Ale jest - i chcesz, czy nie chcesz w dzisiejszych czasach staje się
standardem. I foramat FF zaczyna stopniowo mieć podobne znaczenie, jak
40 lat temu średni format (tak, tak - wtedy całkiem niemały procent
sprzedawanych aparatów miało format 4.5x6, 6x6 czy nawet 6x9). Sytuacja
jest o tyle inna, ze obiektywy pełnoklatkowe można podpinać do apasc bez
pzrejściówek, ale to też tylko do czasu - coraz więcej nowych obiektywów
kryje tylko format APSC a użycie starych zaczyna być coraz trudniejsze -
np. w amatorskich Nikonach AF wymaga silnika w obiektywie którego stare
obiektywy nie maja, nawet w najbardziej chyba kompatybilnych ze
starociami Pentaxach występują ograniczenia pomiaru światła z
obiektywami bez styków elektrycznych. A za parę lat i tak nadejdzie era
Evilów które pogodzą FF z APSC i wszystkie lustrzanki odeślą do lamusa...
>
>>>> Nie każdy chce mieć full-frame.
>>> Jeśli narzekasz na wizjer to znaczy, że chcesz.

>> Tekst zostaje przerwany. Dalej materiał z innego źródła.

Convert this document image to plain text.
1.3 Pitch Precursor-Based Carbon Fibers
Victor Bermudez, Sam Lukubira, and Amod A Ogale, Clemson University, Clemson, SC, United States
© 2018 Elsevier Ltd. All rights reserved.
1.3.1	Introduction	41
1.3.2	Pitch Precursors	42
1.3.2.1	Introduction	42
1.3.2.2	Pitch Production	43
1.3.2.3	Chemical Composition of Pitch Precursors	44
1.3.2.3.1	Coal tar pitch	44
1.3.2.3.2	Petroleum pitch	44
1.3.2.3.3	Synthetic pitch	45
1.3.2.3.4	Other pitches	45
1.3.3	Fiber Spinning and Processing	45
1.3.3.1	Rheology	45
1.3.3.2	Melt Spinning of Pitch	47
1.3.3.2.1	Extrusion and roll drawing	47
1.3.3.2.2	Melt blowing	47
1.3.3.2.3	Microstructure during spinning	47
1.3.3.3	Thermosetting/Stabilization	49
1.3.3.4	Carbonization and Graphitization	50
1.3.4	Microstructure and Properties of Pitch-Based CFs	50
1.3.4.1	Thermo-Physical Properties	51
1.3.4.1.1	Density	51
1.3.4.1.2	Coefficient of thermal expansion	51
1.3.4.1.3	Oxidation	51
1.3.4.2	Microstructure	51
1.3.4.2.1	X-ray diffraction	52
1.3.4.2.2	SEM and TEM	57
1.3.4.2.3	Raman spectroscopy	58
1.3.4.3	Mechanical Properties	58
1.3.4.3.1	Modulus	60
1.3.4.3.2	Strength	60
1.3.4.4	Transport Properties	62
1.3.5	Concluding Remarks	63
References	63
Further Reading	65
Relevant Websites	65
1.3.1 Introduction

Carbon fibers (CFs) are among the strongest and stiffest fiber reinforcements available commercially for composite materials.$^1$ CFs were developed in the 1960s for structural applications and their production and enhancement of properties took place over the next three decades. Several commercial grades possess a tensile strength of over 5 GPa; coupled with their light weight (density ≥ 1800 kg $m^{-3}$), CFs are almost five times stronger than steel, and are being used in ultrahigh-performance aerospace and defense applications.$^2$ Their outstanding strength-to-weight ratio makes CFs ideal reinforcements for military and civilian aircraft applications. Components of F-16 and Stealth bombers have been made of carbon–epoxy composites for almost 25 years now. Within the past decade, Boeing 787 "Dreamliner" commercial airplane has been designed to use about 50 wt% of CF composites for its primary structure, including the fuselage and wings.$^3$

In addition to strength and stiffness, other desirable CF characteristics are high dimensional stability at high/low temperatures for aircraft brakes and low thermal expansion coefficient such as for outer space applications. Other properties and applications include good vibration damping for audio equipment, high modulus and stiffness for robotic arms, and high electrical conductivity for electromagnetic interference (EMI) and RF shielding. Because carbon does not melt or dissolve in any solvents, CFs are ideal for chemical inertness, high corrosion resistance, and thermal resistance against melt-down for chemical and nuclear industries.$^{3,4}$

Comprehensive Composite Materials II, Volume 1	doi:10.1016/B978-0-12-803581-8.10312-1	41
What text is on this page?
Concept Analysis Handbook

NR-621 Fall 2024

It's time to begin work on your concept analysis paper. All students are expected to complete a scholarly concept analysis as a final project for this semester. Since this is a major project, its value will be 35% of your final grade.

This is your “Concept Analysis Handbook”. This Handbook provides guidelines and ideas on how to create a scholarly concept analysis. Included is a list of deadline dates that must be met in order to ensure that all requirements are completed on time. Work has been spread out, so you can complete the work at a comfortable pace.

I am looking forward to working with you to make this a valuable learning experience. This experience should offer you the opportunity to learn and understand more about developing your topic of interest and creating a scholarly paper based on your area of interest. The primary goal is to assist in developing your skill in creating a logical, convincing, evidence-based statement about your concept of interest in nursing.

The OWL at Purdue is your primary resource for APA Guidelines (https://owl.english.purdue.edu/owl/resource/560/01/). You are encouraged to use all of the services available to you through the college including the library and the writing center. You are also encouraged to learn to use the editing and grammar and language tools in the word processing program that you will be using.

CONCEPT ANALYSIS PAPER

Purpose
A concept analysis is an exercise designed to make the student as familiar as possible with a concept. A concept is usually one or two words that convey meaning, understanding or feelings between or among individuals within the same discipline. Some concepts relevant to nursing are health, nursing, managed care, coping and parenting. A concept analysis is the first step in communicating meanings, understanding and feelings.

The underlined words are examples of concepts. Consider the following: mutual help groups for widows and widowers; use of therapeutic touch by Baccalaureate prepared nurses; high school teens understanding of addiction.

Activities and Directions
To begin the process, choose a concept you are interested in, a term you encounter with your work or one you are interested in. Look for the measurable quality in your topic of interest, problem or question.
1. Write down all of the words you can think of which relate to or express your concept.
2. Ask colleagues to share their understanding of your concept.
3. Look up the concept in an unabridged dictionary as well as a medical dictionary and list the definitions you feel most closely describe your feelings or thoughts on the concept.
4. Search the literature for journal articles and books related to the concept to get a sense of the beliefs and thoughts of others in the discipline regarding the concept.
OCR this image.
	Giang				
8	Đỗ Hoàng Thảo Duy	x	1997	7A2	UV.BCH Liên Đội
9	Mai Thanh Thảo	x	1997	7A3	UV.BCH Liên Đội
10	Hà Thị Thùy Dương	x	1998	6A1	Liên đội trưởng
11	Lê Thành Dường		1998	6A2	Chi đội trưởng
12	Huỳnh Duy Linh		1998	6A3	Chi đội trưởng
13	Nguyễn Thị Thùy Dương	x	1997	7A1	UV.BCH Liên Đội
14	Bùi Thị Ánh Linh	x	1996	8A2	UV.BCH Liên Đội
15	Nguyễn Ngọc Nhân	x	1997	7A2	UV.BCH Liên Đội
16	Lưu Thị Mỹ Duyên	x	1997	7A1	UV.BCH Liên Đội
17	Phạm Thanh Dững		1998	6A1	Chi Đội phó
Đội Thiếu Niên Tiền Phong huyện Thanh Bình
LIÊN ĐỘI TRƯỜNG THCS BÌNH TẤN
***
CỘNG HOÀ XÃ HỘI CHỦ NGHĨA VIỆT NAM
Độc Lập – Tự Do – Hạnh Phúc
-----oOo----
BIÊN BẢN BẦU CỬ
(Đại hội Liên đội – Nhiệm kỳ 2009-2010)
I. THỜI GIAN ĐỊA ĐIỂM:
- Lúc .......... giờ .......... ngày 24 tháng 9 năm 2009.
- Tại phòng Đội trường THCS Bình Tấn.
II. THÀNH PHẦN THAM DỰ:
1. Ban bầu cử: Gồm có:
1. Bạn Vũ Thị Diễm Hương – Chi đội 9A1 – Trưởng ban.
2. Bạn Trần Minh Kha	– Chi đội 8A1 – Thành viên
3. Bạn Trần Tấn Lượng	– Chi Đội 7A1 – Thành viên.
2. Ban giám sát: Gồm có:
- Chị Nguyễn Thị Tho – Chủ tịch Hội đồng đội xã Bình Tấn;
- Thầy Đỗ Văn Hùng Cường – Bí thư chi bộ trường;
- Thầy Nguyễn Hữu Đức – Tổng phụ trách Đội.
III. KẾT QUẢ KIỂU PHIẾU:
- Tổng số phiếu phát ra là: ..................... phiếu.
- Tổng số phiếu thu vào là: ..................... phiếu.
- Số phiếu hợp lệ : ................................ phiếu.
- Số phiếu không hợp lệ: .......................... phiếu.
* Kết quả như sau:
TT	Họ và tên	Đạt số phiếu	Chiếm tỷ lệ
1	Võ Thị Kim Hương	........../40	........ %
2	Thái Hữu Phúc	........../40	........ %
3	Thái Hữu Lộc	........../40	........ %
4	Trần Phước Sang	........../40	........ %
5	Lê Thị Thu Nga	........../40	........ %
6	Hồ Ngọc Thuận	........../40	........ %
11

>> Nie - bo nie tylko wizjer się liczy. Wizjer w lustrzankach Pentaxa jest
>> dla mnie wystarczająco dobry. Oczywiście - nie obraziłbym się gdyby był
>> lepszy, ale nie byłbym chętny zapłacić za tę lepszość większymi rozmiarami
>> i ciężarem sprzętu.
>
> Wiesz doskonale jaki na to jest argument: bo analogowe fx były malutkie :)
>
Nie rozumiem... Co to jest fx?
> Z tego co widzę to nikt poza olkiem nie zrobił prawdziwego cyfrowego
> formatu. Każdy liczył na to, że ceny matryc spadną na tyle, że pełna
> klatka nastanie.
Nieprawda. Coraz większa liczba obiektywów z polem krycia APSC temu
przeczy. Tu chodziło o możliwość podpinania starych obiektywów w okresie
przejściowym, zanim przesiadający się z lustrzanki analogowej na cyfrową
zdoła kupić nowy zestaw optyki. A trzeba też pamiętać, że i dla
producenta wprowadzenie na rynek wraz z lustrzankami cyfrowymi pełnej
linii nowych obiektywów dostosowanych do tych lustrzanek stanowiłoby
pewien kłopot (zauważ ilość narzekań na małą gamę obiektywów do systemu
4/3). W tej sytuacji wprowadzenie nowego standardu bagnetu zniechęcałoby
potencjalnych nabywców do zmiany korpusu z analogowego an cyfrowy. Brak
kompatybilności mógłby też soowodować częste decyzje kupienia lustzranki
cyfrowej innego producenta - po co pozostawać wiernym dotychczasowemu
skoro i tak trzeba wszystkie szkła wymienić? Były więc całkiem konkretne
argumenty za pozostawieniem niezmienionego bagnetu.
>[...]
>>>> Matryce APSC osiągnęły już taki poziom
>>>> doskonałości, że przewaga FF pod względem dynamiki obrazu przewaga FF
>>>> staje się iluzoryczna.
>>> Po pierwsze to nieprawda, bo nowe APS-C ładnie gonią, ale idą na nie spore
>>> fundusze, natomiast jak już wychodzą FF to w danej chwili są jednak mocno
>>> lepsze. Aktualnie zgadza się - APS-y dogoniły ostatnią linię FF, tyle że
>>> te FF mają już po 2-3 lata, a nowe nikony to tylko niewielki lifting.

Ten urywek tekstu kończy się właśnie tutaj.